Sweet Potato Casserole
4 good-sized (about 3 pounds) sweet potatoes or red yams, scrubbed clean
1/4 cup granulated sugar
4 Tablespoons (2-ounces) unsalted butter, melted
2 extra large eggs, lightly beaten
1 teaspoon pure vanilla extract
1/3 cup milk
1/2 teaspoon kosher salt
2 cups mini-marshmallows
3 Tablespoons (1 1/2 ounces) unsalted butter, melted
1/2 cup packed light brown sugar
1/4 cup unbleached all-purpose flour
1/2 cup chopped pecans
Pinch of kosher salt
Preheat the oven to 400º F. Line a rimmed baking sheet with foil. Place the sweet potatoes on the baking sheet and bake until soft, about 45-60 minutes. (The potatoes will ooze some syrup.) Allow the potatoes to cool to the touch. Once cool, peel the potatoes and force the flesh through a ricer. (This removes the strings and makes for a fluffy and smooth texture.)
In a large bowl beat together the mashed sweet potatoes, sugar, butter, eggs, vanilla, milk, and salt using a hand-held mixer. Place the mixture in a 7- x 11-inch baking dish or 2-quart casserole.

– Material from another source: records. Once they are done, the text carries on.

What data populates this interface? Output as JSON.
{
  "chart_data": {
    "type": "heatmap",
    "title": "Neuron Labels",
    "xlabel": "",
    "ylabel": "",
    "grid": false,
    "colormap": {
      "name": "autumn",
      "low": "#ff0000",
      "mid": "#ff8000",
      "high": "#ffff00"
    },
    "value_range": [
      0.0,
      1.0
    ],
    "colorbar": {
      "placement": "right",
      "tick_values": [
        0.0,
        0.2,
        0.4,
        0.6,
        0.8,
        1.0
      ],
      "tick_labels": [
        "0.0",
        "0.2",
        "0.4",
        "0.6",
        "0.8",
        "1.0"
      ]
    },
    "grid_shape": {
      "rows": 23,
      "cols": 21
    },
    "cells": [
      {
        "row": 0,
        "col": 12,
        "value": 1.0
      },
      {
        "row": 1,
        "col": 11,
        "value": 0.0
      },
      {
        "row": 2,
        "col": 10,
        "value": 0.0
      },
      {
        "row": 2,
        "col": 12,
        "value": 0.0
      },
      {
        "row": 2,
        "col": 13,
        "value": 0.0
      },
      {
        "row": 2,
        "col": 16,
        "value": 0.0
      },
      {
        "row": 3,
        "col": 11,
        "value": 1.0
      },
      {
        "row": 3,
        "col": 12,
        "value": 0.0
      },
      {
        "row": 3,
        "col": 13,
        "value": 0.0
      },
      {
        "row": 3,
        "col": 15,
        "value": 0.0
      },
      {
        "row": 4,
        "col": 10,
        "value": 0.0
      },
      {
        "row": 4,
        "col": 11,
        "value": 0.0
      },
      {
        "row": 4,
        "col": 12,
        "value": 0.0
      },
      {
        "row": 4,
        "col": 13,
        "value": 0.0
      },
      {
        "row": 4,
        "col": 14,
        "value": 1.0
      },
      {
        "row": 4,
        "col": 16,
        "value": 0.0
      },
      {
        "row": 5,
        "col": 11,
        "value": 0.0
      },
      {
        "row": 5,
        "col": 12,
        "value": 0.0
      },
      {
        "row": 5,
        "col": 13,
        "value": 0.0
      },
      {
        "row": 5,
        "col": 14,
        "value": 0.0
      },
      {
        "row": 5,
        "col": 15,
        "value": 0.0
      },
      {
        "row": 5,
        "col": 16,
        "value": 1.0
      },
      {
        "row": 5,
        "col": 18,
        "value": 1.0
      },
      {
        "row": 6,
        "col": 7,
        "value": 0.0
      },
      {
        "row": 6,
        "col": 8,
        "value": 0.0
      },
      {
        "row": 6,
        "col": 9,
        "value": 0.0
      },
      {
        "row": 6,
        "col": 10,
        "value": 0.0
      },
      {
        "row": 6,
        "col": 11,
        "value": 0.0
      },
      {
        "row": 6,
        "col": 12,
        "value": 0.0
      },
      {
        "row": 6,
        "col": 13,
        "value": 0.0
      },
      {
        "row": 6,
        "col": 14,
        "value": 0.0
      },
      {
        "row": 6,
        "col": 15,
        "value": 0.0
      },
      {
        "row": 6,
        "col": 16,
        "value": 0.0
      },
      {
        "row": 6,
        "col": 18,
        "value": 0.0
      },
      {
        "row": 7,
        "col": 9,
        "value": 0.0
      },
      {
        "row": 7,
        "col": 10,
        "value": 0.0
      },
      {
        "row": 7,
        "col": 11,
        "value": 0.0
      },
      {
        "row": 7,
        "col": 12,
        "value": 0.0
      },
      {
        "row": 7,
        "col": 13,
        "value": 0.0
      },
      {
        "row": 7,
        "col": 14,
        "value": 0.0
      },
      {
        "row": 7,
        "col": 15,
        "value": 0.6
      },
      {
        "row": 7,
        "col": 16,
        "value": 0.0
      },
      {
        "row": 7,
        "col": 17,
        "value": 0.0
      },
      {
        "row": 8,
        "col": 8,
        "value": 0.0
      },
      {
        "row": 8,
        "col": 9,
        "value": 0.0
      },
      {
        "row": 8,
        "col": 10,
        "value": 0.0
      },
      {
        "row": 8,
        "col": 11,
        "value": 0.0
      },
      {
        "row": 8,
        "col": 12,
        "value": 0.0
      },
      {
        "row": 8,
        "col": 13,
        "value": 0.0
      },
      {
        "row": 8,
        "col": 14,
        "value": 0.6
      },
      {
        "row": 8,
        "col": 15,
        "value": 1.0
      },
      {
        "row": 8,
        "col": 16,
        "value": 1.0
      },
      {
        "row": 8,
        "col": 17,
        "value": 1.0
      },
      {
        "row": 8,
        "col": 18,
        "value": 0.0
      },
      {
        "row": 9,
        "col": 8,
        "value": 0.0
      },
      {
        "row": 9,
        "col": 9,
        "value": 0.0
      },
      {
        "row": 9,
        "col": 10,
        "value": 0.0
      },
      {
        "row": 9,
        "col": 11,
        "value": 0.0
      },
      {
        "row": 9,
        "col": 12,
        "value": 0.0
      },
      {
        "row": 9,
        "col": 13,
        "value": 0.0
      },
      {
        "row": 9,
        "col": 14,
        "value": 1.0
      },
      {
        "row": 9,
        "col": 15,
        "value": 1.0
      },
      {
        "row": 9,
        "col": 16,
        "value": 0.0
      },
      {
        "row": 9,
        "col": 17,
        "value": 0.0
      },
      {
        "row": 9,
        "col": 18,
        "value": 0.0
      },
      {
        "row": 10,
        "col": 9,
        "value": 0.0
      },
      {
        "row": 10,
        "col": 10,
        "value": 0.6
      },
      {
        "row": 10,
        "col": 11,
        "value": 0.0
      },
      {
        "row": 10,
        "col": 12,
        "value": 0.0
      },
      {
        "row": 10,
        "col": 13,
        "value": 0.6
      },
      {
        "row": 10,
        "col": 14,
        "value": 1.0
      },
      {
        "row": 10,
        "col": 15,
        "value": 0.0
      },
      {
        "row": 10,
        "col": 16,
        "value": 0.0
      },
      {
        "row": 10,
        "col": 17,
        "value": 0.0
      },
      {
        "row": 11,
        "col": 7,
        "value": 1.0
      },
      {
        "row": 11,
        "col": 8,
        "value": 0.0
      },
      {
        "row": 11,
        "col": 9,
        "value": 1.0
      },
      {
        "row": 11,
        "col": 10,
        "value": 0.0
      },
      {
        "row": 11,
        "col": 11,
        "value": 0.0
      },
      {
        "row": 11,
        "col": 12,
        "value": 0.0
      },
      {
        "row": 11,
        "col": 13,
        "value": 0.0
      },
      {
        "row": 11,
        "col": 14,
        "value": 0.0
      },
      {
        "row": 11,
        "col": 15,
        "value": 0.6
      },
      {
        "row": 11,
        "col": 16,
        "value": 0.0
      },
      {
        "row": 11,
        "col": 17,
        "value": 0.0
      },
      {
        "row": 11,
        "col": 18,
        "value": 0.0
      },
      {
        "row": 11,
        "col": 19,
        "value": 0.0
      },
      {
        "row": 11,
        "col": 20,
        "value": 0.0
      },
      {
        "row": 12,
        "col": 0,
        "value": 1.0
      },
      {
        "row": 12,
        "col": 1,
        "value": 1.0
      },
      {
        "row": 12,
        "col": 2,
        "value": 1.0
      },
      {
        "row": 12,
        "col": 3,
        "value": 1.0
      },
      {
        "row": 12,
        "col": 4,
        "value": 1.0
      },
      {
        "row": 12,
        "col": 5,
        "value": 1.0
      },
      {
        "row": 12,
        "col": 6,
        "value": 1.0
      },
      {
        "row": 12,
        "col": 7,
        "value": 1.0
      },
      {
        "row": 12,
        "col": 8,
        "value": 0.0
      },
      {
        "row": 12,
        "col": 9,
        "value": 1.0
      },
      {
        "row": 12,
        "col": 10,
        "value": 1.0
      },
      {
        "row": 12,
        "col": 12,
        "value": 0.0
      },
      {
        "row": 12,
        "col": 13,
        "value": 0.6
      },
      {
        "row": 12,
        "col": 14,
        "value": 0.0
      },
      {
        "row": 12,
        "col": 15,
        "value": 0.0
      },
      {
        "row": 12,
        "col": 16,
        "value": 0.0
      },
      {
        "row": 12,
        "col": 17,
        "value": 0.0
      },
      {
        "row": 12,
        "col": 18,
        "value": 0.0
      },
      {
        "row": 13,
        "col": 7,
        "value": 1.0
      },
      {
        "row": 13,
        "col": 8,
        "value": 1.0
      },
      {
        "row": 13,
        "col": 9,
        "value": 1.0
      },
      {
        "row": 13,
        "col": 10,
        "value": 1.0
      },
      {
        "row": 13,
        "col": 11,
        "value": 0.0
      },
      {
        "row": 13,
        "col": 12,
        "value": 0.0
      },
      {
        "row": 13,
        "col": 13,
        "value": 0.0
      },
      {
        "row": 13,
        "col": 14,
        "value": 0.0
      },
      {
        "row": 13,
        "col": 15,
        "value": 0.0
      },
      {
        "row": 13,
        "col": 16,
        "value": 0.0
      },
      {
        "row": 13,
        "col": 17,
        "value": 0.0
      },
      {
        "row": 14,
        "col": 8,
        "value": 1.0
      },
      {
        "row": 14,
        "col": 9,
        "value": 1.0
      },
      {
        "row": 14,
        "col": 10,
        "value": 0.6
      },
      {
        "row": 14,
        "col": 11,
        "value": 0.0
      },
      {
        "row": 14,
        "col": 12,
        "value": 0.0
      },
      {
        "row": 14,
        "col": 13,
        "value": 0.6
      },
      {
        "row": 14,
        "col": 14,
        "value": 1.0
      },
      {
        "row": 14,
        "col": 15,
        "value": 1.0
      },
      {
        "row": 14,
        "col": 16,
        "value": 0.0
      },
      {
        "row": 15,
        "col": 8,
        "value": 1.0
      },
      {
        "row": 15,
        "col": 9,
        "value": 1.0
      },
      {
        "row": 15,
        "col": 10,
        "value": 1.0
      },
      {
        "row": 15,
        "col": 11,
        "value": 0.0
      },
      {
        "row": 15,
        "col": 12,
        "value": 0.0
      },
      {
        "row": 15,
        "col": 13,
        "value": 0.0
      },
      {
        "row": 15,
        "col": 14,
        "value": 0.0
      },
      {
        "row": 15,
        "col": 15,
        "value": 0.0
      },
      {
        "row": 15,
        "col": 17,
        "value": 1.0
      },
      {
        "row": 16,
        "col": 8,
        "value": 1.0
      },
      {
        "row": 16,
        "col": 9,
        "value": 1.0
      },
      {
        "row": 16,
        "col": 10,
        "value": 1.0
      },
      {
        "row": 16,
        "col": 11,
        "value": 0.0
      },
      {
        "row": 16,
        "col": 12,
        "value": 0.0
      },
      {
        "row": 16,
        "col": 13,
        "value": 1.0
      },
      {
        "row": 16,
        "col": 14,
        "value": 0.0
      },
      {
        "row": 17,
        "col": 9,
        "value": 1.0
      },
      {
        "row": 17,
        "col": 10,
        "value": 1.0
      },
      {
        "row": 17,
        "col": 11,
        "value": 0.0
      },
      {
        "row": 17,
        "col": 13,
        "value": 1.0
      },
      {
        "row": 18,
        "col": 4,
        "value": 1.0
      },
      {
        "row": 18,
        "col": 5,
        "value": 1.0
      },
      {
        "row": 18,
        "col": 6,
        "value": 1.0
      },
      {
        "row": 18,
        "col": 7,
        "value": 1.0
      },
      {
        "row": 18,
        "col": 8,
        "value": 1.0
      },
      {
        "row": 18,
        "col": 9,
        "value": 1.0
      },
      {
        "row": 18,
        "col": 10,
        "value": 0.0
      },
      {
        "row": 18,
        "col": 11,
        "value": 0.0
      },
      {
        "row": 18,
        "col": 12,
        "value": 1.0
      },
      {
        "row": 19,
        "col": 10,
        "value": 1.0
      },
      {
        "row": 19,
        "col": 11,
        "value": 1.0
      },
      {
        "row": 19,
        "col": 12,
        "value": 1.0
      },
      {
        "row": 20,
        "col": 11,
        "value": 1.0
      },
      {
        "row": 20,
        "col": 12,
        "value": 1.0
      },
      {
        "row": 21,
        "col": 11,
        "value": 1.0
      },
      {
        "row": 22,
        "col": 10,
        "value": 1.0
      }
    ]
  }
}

Preheat the oven to 350º F.
For the Topping
Sprinkle the mini marshmallows over half of the sweet potatoes. In a small bowl, mix together the butter, brown sugar, flour, pecans, and salt. Sprinkle over the other half of the sweet potatoes.
Bake for 25 minutes or until the pecan topping is browned and the marshmallows are toasted. Enjoy!